Originally Posted by Tangerine_82:
“It's entirely possible for someone to come first on the judges leader board and still go out and it's also entirely possible for someone to come first on the public leader board and still go out.”
Indeed, it's an interesting conclusion.
If you have a minimum 1 from the judge vote and you have 5 from the public that's 6 total. It's entirely possible for three others to get 7 points and you're out.
A 5+2=7
B 4+3=7
C 3+4=7
D 2+1=3
E 1+5=6
E could get millions of votes, a handful of votes could determine the order of A, B and C but that handful sends E out If D gets 2 or 3 public votes they still go out but E doesn't The conclusion is that everyone voting for E must also vote for D whatever their performance standard to ensure they get more than 1 public vote.
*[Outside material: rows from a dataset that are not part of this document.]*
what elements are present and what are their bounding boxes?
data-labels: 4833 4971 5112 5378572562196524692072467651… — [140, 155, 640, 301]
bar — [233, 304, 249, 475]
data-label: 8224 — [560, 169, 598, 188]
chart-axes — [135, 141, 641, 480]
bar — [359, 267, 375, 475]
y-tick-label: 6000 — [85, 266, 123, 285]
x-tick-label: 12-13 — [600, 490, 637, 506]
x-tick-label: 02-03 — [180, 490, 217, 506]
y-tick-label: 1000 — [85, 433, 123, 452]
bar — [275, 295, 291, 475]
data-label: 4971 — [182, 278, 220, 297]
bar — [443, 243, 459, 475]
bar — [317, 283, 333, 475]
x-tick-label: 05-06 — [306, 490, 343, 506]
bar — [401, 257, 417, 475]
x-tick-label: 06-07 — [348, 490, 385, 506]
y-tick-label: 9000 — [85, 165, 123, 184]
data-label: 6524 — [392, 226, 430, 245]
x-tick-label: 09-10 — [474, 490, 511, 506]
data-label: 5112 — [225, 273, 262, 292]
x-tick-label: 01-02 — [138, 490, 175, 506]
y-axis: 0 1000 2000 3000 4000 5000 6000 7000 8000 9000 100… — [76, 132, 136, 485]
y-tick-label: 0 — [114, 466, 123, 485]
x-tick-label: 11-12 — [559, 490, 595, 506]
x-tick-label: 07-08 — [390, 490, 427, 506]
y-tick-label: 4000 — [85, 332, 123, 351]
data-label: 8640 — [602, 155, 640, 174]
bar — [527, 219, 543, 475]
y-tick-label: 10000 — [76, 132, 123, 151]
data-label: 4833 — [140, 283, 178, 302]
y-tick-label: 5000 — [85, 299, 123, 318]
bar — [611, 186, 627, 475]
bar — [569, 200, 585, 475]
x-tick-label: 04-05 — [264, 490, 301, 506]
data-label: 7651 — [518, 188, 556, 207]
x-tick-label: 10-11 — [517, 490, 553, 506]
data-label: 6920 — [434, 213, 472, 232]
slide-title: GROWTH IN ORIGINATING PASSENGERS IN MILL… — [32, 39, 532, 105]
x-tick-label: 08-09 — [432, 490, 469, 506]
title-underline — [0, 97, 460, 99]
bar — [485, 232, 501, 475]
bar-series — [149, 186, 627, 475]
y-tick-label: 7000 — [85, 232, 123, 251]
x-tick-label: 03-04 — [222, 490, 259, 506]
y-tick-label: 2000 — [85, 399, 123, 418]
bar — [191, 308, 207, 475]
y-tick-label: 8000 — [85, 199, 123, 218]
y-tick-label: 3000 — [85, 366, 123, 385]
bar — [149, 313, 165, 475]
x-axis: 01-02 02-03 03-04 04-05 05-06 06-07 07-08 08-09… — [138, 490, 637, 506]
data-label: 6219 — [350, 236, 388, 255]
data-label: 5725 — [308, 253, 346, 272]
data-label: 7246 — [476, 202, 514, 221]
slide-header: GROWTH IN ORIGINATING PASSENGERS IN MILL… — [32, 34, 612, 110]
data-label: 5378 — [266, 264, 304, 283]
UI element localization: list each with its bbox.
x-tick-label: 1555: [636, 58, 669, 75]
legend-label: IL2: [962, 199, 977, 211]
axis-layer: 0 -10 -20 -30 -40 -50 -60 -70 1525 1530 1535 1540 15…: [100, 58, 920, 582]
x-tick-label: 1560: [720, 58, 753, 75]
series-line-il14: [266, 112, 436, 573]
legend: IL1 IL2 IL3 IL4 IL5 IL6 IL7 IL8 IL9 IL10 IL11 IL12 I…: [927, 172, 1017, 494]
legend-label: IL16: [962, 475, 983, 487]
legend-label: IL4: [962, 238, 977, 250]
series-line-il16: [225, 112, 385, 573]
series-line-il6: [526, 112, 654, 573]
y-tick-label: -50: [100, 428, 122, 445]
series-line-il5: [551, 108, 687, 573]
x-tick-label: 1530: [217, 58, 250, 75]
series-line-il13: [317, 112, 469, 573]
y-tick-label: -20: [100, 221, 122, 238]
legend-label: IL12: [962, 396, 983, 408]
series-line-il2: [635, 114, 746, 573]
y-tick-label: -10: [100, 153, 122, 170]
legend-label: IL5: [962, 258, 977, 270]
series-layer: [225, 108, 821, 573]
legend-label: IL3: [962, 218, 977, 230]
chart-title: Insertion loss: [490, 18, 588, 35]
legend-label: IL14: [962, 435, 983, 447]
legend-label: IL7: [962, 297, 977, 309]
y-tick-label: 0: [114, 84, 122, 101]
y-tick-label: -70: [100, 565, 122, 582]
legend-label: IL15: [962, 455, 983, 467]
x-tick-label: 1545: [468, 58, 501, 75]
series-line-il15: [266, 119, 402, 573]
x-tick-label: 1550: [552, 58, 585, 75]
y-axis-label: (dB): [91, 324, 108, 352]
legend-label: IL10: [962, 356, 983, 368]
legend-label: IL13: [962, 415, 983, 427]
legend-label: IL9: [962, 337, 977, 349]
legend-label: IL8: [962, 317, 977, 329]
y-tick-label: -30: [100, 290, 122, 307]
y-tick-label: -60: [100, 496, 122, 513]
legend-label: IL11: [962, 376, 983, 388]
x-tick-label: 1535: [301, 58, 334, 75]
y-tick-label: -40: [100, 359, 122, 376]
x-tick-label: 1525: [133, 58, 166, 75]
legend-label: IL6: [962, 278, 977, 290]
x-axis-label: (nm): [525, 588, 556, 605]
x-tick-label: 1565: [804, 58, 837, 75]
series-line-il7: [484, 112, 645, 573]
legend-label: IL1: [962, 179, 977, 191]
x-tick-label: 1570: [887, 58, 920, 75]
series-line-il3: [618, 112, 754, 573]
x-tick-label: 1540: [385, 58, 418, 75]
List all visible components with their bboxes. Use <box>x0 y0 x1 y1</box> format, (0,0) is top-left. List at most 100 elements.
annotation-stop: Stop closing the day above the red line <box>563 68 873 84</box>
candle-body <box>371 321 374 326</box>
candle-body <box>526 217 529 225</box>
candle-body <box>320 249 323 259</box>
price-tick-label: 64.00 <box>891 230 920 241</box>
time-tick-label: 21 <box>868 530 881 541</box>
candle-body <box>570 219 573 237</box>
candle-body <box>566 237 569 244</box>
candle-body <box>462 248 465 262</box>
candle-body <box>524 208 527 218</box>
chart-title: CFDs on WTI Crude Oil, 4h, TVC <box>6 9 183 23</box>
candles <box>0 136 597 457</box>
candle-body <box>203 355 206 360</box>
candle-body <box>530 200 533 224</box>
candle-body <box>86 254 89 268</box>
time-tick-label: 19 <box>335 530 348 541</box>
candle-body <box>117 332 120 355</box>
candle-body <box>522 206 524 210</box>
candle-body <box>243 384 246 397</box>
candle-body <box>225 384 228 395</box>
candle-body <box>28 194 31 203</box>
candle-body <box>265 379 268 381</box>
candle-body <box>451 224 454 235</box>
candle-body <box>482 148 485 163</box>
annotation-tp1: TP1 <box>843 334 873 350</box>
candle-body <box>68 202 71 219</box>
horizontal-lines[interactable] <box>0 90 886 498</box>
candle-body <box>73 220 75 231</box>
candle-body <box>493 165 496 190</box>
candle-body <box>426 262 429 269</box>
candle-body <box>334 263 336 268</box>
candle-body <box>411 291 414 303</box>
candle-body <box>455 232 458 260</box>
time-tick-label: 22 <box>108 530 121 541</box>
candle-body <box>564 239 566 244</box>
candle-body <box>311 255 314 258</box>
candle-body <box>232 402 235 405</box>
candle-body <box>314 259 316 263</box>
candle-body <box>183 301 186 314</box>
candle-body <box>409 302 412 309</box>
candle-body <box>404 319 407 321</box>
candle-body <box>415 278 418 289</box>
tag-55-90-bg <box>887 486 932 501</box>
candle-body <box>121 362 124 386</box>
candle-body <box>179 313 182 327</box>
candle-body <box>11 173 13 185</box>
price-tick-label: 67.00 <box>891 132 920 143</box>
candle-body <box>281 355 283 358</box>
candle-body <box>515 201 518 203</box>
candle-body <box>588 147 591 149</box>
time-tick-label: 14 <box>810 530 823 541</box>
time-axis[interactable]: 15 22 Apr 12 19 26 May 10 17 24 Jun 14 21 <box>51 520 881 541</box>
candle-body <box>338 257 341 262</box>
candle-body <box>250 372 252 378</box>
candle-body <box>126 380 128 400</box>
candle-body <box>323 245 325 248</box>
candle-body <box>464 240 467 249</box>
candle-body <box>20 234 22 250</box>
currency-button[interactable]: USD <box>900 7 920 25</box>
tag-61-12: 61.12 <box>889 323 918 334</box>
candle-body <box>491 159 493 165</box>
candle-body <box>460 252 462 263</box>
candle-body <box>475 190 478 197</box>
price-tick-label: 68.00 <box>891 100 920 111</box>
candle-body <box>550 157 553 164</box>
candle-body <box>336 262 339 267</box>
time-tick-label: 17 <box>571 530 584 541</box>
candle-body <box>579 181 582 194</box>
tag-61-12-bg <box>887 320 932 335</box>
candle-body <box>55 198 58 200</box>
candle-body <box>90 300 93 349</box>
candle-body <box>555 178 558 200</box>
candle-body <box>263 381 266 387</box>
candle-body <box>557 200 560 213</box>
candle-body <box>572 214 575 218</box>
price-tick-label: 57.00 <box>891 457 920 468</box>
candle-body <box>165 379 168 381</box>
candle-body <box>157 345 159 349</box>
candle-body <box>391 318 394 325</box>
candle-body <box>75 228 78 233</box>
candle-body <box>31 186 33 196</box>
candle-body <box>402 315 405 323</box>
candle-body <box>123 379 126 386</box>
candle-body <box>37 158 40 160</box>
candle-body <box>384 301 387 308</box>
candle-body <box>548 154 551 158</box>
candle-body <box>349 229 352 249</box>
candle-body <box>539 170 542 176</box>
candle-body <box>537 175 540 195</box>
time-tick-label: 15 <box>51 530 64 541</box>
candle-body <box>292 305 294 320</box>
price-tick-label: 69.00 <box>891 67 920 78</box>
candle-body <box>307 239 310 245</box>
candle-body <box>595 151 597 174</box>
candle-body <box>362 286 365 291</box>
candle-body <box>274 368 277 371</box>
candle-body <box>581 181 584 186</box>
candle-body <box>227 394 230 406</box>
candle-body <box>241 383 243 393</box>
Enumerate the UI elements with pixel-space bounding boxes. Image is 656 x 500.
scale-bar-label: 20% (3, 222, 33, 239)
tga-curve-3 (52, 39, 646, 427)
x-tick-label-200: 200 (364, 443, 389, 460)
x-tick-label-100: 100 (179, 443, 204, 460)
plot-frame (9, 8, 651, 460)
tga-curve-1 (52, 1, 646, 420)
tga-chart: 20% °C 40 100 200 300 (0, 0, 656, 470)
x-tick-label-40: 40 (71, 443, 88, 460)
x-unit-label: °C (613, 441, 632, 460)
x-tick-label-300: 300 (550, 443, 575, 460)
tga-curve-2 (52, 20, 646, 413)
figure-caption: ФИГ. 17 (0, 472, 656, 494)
I'm sure that's not what was intended.
It's somewhat similar to the Tom, Rachel, Lisa semi final. Lisa and Rachel tied on 3 judge points, Tom had 1. In that series, Tom must be in the dance off so his exit was entirely the judges decision when the public were still being encouraged to vote for him. The vote was cancelled, all three went to the final and the producers were revealed as con artists or more realistically innumerate bumpkins.
Not
quite the same here in that there is no dance off. However it should be pointed out to any potential voter that masses of votes for whoever finishes last with the judges will not save them when some voting results for the others can still send them out. The only way to ensure your candidate survives is to vote for someone else too. The BBC has never (as far as I know) confirmed that multiple votes all count. Neither have they ever encouraged multiple votes as far as I recall, but it is required this year.
I wonder if anyone at the regulator needs to have a word with the producers?